Palácio da Bolsa, Porto |
«Finalmente, A Águia fugiu-me das mãos para voar mais alto. E faminta, pousou em Lisboa, na Seara Nova onde encheu o papo. Também o Código me fugiu das mãos indignado contra um poema em que eu trabalhava, nessa época. Refugiei-me na minha aldeia, onde encontrei a mais perfeita irmandade nas árvores e nos penedos. Senti que todos os corpos são irmãos, porque exalam a mesma sombra. E assim o reino das sombras é o reino da verdade». (Teixeira de Pascoaes)
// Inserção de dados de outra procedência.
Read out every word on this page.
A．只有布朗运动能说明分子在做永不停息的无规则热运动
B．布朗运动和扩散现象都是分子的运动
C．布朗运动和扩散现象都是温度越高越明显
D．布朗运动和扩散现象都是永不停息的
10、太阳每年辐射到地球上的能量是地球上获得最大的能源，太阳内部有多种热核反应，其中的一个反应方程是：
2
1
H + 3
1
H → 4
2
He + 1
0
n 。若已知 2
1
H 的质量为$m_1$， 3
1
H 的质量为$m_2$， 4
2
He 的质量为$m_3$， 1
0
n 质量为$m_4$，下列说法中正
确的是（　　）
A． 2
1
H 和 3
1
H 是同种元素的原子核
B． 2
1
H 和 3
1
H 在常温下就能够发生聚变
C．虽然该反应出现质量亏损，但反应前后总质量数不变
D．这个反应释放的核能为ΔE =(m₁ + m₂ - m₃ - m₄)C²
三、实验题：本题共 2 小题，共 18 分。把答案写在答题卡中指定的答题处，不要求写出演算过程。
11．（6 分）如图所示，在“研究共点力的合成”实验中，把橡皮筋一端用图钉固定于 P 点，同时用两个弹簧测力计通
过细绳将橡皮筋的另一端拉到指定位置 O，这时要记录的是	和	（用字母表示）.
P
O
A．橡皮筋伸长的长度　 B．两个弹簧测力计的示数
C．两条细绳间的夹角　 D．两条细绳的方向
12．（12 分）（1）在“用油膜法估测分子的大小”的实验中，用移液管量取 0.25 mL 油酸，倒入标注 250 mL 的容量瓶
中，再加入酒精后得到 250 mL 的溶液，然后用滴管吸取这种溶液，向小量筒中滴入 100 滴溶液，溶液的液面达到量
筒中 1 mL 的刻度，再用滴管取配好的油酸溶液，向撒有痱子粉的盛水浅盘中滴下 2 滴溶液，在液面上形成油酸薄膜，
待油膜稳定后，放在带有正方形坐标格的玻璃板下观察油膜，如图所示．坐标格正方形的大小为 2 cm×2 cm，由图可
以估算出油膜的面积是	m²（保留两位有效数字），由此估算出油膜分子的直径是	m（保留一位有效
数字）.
O meu Projecto dos Quadros Portuenses começa a ganhar forma: o período histórico que me interessa corresponde ao período liberal de Portugal. O Porto Liberal será portanto o quadro fundamental desse projecto. Porém, ao meditar sobre o Porto Liberal, fui confrontado com a escassez de estudos históricos, literários e artísticos de qualidade, isto é, com a miséria da chamada inteligência portuguesa. Bem sei que, neste país tumular, houve grandes intelectuais que souberam resistir à mediocridade das elites intelectuais estabelecidas, aquelas que são responsáveis pela miséria de Portugal. De um modo geral, a universidade portuguesa foi e é sempre-já um fracasso total. A Universidade Portuguesa é o lugar da miséria nacional, na medida em que, em vez de promover o cultivo da mente brilhante, incentiva a caça aos poucos portugueses que se destacam da turba medíocre pelo seu mérito e pela sua inteligência. Capturada pela extensa rede da cunha, dos laços familiares e do suborno sexual, a universidade portuguesa é de tal modo paradoxal que nela só permanecem os mais estúpidos dos portugueses: os grandes sacanas de Portugal estão instalados e fixados nas suas universidades, onde zelam pela reprodução contínua da mediocridade nacional, perseguindo e afastando todos os portugueses dignos de mérito. Como é que uma tal universidade colocada ao serviço da reprodução alargada da malvadez pode contribuir para o desenvolvimento cultural de Portugal? Raros são os universitários que produzem obras de excelência: a maioria destes malvados académicos dedica-se de corpo e alma a sepultar as obras dos portugueses de mérito que ousaram pensar o Portugal Novo. Em Portugal, só podemos pensar fora e longe da universidade, esta enorme tumba fatal que gera continuamente o esquecimento público dos grandes portugueses. Resgatá-los é pensar contra a universidade portuguesa e a corrupção que a domina profundamente. A minha conjectura é de que a triste situação da universidade portuguesa se agravou de forma acelerada depois do 25 de Abril de 1974: os avultados investimentos na educação não se traduziram infelizmente na verdadeira qualificação dos portugueses. Os analfabetos diplomados negam o futuro e serão os derradeiros coveiros de Portugal. Já não vale a pena derramar lágrimas de culpa: Portugal está desde a sua origem condenado a desaparecer do mapa mundial. Nunca é demais repetir que o centralismo cavaquista matou Portugal.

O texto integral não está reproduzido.